Таким образом, чудесное и фантастическое у романтиков сопрягается с тайной и загадкой, что сближает фантастику с детективом, который тоже рождается в недрах романтизма - романтическая тайна прямо вела к детективу ("Мадемуазель Скюдери" Гофмана, "Убийство на улице Морг" и "Тайна Мари Роже" Э. По).
Родство фантастики и детектива, явно ощутимое и в современной литературе, основано прежде всего на том, что детектив рождается тоже как разновидность повествований об удивительном123. Кроме того, оба они - и детектив, и романтическая фантастика - только по видимости апеллируют к воображению; в глубинных же основах своей структуры новые повествования об удивительном ориентируются в большей мере на аналитическую мысль, поскольку работа, которую должен проделать читатель над разгадкой романтической тайны или осмысливая сущность фантастических событий, практически равнозначна тому пути, который проходит аналитическая мысль, раскрывая преступление.

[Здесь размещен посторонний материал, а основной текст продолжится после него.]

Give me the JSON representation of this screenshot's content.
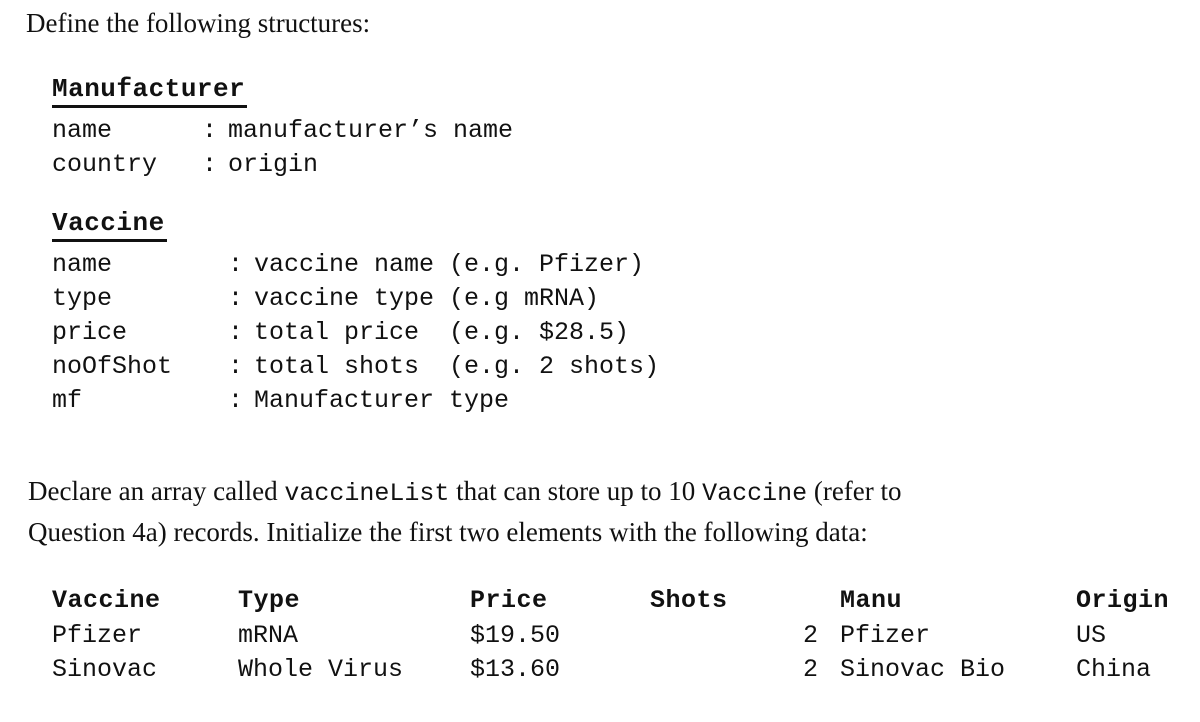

Забегая вперед, скажем, что фантастика последующей эпохи - научная фантастика, - отказавшись по ряду причин от игры, столь свойственной "завуалированной" фантастике романтиков, сохранит "детективный" способ повествования, загадку, заданную природой или чужим разумом, которую разгадывают по ходу повествования, и читатель невольно оказывается активным участником этой работы. Этот способ станет одним из самых распространенных в фантастике XX в. А родилась эта повествовательная манера у романтиков, на совершенно ином, чем у научной фантастики, тематическом материале.
В этом-то тематическом материале было все дело. В. Ф. Одоевский правильно заметил, что балансирование между реальным и фантастическим было "единственным путем" сохранения фантастики, без такой усложнившейся формы фантастика уже не могла ни поразить воображение, ни занять мысль. Усложнение формы свидетельствовало о своеобразном кризисе не фантастики как таковой, а прежней системы фантастической образности.
Эта образная фантастика восходит к сказке и средневековому суеверию, а какие бы зигзаги и прыжки в сторону и даже назад ни делала человеческая мысль (один из таких "прыжков" послужил причиной литературного рождения рассказа об удивительном), основная ее тенденция была все же довольно однозначна. Новые рационалистические принципы постижения бытия все дальше уходили от тех систем мировосприятия, которые породили образы сказки, суеверных рассказов и легенд.
Рационализм мышления нового времени плохо уживался со сверхъестественным124 и фантастика, основанная на сверхъестественном, могла существовать лишь благодаря "подпорам" в виде "обдуманной темноты изложения", романтической тайны, загадки и опасного балансирования между "было" и "не было". Игра фантастическими мотивами, присущая романтикам, позволила фантастике сверхъестественного не просто выжить под натиском рационализма, но даже сохранить в своем активе повествование об удивительном и необычайном. Однако в новых условиях, чтобы не разучиться удивлять, фантастике нужно было искать новую дорогу - основываться на естественных явлениях и событиях.
Нельзя сказать, чтоб такой фантастики совсем не знало искусство прошлого. Можно назвать целый ряд имен писателей, которых обычно считают предшественниками современной научной фантастики и которые обходились без сверхъестественных существ и явлений. Это прежде всего Лукиан из Самосаты, написавший "Икароменипп, или Заоблачный полет", где рассказал о полете на Луну, совершившемся без помощи богов, благодаря человеческой изобретательности. При этом он подробнейшим образом объясняет, какие технические приспособления применил, в чем была ошибка его предшественника Дедала и пр. И в "Правдивой истории" Лукиан обходится без сверхъестественных сил, его корабль несет ветер.